La rédemption

Bien que canadien, le film Planète hurlante obéit aux canons hollywodiens traditionnels et à l'obligation du happy ending. Nous avons déjà vu que le principe d'une localisation spatiale et temporelle éloignée du conflit préparait le sauvetage du héros, son retour sur Terre et, pourquoi pas, son incorporation dans un futur conflit dont il se tirera sans doute sans une égratignure. La planète est laissée aux robots, qui pourront ainsi reproduire le conflit humain initial sans apparemment venir polluer la vie humaine sur Terre de leur violence. Le spectateur ne doit, en aucun cas, être mal à l'aise dans son identification au héros : il est placé à l'extérieur de la violence durant tout le film (ce sont des savants non-identifiés qui ont créé les premiers robots en leur donnant cette capacité d'auto-génération, dans un conflit d'intérêt - l'appropriation du minerai -, dont le héros n'est qu'une victime) et il est sauvé à la fin.

Dick, bien sûr, ne peut pas envisager le sauvetage de son personnage central dans sa problématique de dénonciation de la violence, à laquelle tout humain participe.

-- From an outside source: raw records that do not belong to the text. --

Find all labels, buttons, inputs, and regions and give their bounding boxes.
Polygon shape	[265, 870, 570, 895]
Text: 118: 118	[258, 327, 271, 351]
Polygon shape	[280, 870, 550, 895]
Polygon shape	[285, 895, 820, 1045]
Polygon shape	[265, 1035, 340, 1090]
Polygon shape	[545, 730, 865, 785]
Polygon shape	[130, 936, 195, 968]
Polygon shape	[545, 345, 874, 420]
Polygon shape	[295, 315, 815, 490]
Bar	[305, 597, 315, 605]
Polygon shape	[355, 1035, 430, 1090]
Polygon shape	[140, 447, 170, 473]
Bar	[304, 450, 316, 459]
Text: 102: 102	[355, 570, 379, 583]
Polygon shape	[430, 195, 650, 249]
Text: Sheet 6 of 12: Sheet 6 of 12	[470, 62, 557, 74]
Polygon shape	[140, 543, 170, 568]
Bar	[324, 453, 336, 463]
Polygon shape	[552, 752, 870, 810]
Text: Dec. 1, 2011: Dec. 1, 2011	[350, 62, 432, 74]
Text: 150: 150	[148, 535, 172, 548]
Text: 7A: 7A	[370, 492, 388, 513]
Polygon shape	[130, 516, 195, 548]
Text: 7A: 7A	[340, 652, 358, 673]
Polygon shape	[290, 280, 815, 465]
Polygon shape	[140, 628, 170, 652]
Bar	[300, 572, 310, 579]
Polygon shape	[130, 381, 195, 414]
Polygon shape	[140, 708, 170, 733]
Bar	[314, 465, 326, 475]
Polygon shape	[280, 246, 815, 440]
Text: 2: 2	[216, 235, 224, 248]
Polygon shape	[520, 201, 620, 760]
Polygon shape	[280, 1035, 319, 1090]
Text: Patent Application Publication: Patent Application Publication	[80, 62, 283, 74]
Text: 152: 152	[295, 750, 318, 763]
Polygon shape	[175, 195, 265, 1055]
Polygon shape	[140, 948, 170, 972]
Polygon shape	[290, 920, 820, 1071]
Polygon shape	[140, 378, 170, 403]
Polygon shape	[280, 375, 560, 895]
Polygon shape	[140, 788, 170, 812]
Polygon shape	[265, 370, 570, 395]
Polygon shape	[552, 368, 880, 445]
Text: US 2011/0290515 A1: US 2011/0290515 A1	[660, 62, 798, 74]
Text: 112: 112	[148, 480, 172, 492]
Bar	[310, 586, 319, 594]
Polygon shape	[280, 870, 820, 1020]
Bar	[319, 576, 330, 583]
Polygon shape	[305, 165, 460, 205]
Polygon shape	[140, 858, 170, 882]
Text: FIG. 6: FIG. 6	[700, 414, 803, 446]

Tout déchaînement de la violence humaine, à ce niveau, ne peut avoir pour corollaire que la destruction complète de l'humanité.

C'est bien pourquoi le seul endroit à peu près épargné par la guerre, - les bases lunaires -, va bientôt se trouver soumis au même sort que la Terre, la femme utilisant la navette n'étant que l'ultime avatar des androïdes destructeurs.

Ici se place une réflexion propre à l'univers dickien mais qui ne contredit en aucun cas ses développements sur la violence. Le modèle numéro 2 (la femme) a conçu une bombe capable de détruire les autres variétés de robots. Ceci console un peu le personnage central, qui va bientôt être tué : "Ils commençaient déjà à fabriquer des armes pour se détruire mutuellement." Dick semble vouloir dire que les mêmes causes engendrent les mêmes effets. L'apprentissage des androïdes-tueurs n'a été que violence et meurtre, comment s'étonner qu'ils ne retournent cette violence contre leurs semblables ? Mais c'est une victoire à la Pyrrhus pour l'humanité, puisque personne ne sera là pour témoigner.